About Nate Hoffelder (11589 Articles)
Nate Hoffelder is the founder and editor of The Digital Reader:"I've been into reading ebooks since forever, but I only got my first ereader in July 2007. Everything quickly spiraled out of control from there. Before I started this blog in January 2010 I covered ebooks, ebook readers, and digital publishing for about 2 years as a part of MobileRead Forums. It's a great community, and being a member is a joy. But I thought I could make something out of how I covered the news for MobileRead, so I started this blog."

4 Comments on Books-a-Million Reports 2013 Revenues Down 5.6%

  1. Similar chains in western europe are in similar troubles.
    The disruption of online retail undercuts the big box bookstores everywhere and ebooks push them over the edge. The fall is slow but unavoidable; avid readers move to ebooks and their lost business is the profitability of the chains.

  2. I like how you made sure to only compare the bookstores to companies that did well. Like the new editorial angle, Nate.

    Here’s a wider look at the big-box retail results of holiday 2013:
    Best Buy: -2.2%
    Toys R US: -4.9%
    Target: -49% (special case, though)
    Sears: -9.2%
    K Mart: -5.7%
    Macy’s: 3.2%
    JCPenny: 2%

    This was a rough year for everyone. Foot traffic was down close to 15%, online shopping increased almost 20%, and the brutal winter greatly impacted business (on the BN earnings call they said something about this year having more store closings due to weather than the last few years combined). The fact that both BAM and BN had such low YOY decreases when Amazon’s sales were up 20% is a sign that both companies are in okay shape, not in danger of imminent death, as you like to paint it.

    • I wanted to compare these two retailers to generalist retailers, not other niche retailers, and that’s why I used the 2 I did.

      Sears/Kmart is being run into the ground by idiots, so it’s not a good example. JCPenney is up this past quarter. And I would be happy to add Macy’s to the list in the post, but I think they are to much of a niche retailer.

      And as for Best Buy and ToysRus, all you’ve done by bringing them up is niche retailers in general are in trouble. This is probably true, but I was more interested in discussing bookstores.

      • It still seems like you’re cherry picking to make it look worse for BN/BAM. You’re comparing apples to oranges.
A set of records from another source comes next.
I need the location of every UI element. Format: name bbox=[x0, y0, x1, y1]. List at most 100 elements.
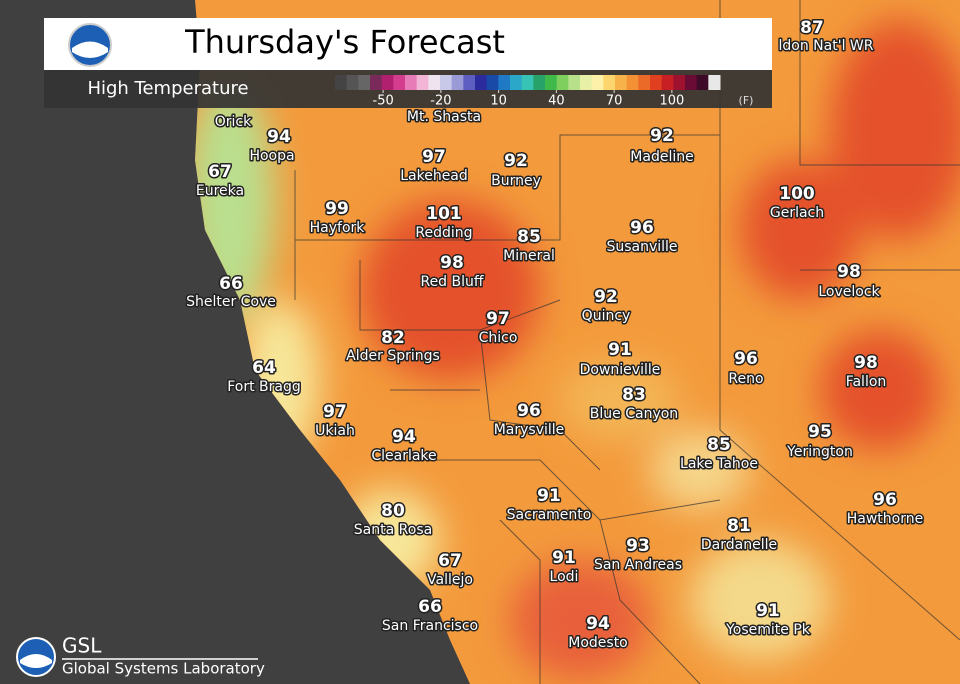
colorbar-swatch bbox=[451, 75, 464, 90]
colorbar-swatch bbox=[626, 75, 639, 90]
city-temp: 94 bbox=[267, 127, 291, 147]
city-temp: 101 bbox=[426, 204, 462, 224]
city-temp: 96 bbox=[517, 401, 541, 421]
boundaries bbox=[294, 0, 960, 684]
city-temp: 87 bbox=[800, 18, 824, 38]
city-name: Mt. Shasta bbox=[407, 109, 481, 125]
city-name: Lodi bbox=[550, 569, 579, 585]
city-name: Downieville bbox=[580, 362, 661, 378]
city-name: Yerington bbox=[786, 444, 853, 460]
city-temp: 85 bbox=[517, 227, 541, 247]
colorbar-swatch bbox=[708, 75, 721, 90]
colorbar-tick-label: 100 bbox=[659, 94, 684, 109]
colorbar-tick-label: 70 bbox=[606, 94, 623, 109]
city-temp: 99 bbox=[325, 199, 349, 219]
city-name: Yosemite Pk bbox=[725, 622, 811, 638]
city-temp: 81 bbox=[727, 516, 751, 536]
colorbar-swatch bbox=[521, 75, 534, 90]
city-name: Red Bluff bbox=[420, 274, 483, 290]
colorbar-swatch bbox=[475, 75, 488, 90]
city-temp: 91 bbox=[537, 486, 561, 506]
city-name: Gerlach bbox=[770, 205, 824, 221]
colorbar-swatch bbox=[580, 75, 593, 90]
city-name: Burney bbox=[491, 173, 541, 189]
city-name: Fort Bragg bbox=[227, 379, 301, 395]
colorbar-swatch bbox=[463, 75, 476, 90]
city-temp: 98 bbox=[837, 262, 861, 282]
city-name: San Andreas bbox=[594, 557, 682, 573]
city-name: Lake Tahoe bbox=[680, 456, 758, 472]
city-name: Madeline bbox=[630, 149, 693, 165]
colorbar-swatch bbox=[685, 75, 698, 90]
city-temp: 91 bbox=[608, 340, 632, 360]
city-name: Ukiah bbox=[315, 423, 355, 439]
colorbar-swatch bbox=[358, 75, 371, 90]
city-temp: 95 bbox=[808, 422, 832, 442]
colorbar-swatch bbox=[510, 75, 523, 90]
colorbar-swatch bbox=[696, 75, 709, 90]
city-temp: 91 bbox=[552, 548, 576, 568]
footer-name: Global Systems Laboratory bbox=[62, 660, 265, 678]
city-temp: 97 bbox=[486, 309, 510, 329]
city-temp: 97 bbox=[422, 147, 446, 167]
colorbar-swatch bbox=[603, 75, 616, 90]
footer-logo-bird bbox=[20, 654, 52, 668]
footer-logo-text: GSL bbox=[62, 634, 102, 658]
city-temp: 97 bbox=[323, 402, 347, 422]
city-name: Orick bbox=[215, 114, 252, 130]
colorbar-swatch bbox=[428, 75, 441, 90]
colorbar-tick-label: -20 bbox=[430, 94, 451, 109]
colorbar-swatch bbox=[393, 75, 406, 90]
city-temp: 92 bbox=[504, 151, 528, 171]
city-temp: 67 bbox=[208, 162, 232, 182]
city-temp: 80 bbox=[381, 501, 405, 521]
colorbar-swatch bbox=[661, 75, 674, 90]
colorbar-unit: (F) bbox=[739, 94, 754, 107]
colorbar-swatch bbox=[440, 75, 453, 90]
colorbar-swatch bbox=[335, 75, 348, 90]
colorbar-swatch bbox=[673, 75, 686, 90]
city-name: Reno bbox=[728, 371, 763, 387]
city-name: San Francisco bbox=[382, 618, 478, 634]
colorbar-swatch bbox=[556, 75, 569, 90]
city-name: Clearlake bbox=[371, 448, 436, 464]
city-name: Alder Springs bbox=[346, 348, 440, 364]
city-temp: 91 bbox=[756, 601, 780, 621]
colorbar-swatch bbox=[545, 75, 558, 90]
city-name: Hoopa bbox=[249, 148, 294, 164]
city-temp: 94 bbox=[392, 427, 416, 447]
city-name: Redding bbox=[415, 225, 472, 241]
city-name: Lovelock bbox=[818, 284, 880, 300]
colorbar-swatch bbox=[650, 75, 663, 90]
city-temp: 66 bbox=[219, 274, 243, 294]
colorbar-swatch bbox=[638, 75, 651, 90]
colorbar-swatch bbox=[381, 75, 394, 90]
colorbar-swatch bbox=[533, 75, 546, 90]
city-name: Dardanelle bbox=[701, 537, 777, 553]
city-temp: 98 bbox=[440, 253, 464, 273]
city-name: Quincy bbox=[582, 308, 631, 324]
city-temp: 92 bbox=[650, 126, 674, 146]
city-name: Hayfork bbox=[310, 220, 366, 236]
colorbar-swatch bbox=[486, 75, 499, 90]
city-name: Hawthorne bbox=[847, 511, 923, 527]
city-name: Eureka bbox=[196, 183, 244, 199]
colorbar-swatch bbox=[346, 75, 359, 90]
city-name: Shelter Cove bbox=[186, 294, 276, 310]
city-temp: 92 bbox=[594, 287, 618, 307]
city-temp: 82 bbox=[381, 328, 405, 348]
colorbar-tick-label: -50 bbox=[373, 94, 394, 109]
city-temp: 85 bbox=[707, 435, 731, 455]
noaa-logo-bird bbox=[72, 41, 108, 58]
colorbar-tick-label: 10 bbox=[490, 94, 507, 109]
city-temp: 67 bbox=[438, 551, 462, 571]
colorbar-swatch bbox=[416, 75, 429, 90]
colorbar-swatch bbox=[370, 75, 383, 90]
city-temp: 96 bbox=[630, 218, 654, 238]
city-temp: 64 bbox=[252, 358, 276, 378]
city-temp: 100 bbox=[779, 184, 815, 204]
city-temp: 66 bbox=[418, 597, 442, 617]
Wal Mart, Target, and Kroger (especially) all bring in enormous amounts of their revenue from grocery sales, a channel that has had almost no disruption from internet retailing.

        You’re comparing companies in very different lines of business. It would be like comparing McDonald’s to a local 5-star Steakhouse. Yes, they both serve food, but the demographic and service they target is completely different. Wal mart et. all target widely – carrying a bit of everything and making their money with volume sales. Specialty retailers target specific categories – carrying a deep catalogue in one or two specific markets. That has insulated the former from internet disruption more than the later.

        Indigo, likewise, is something fun to look at, but also something you can’t draw too many connections. Comparing US B&M booksellers to a Canadian one, particularly with how volatile the CAD has been this year, is also another apple to oranges comparison.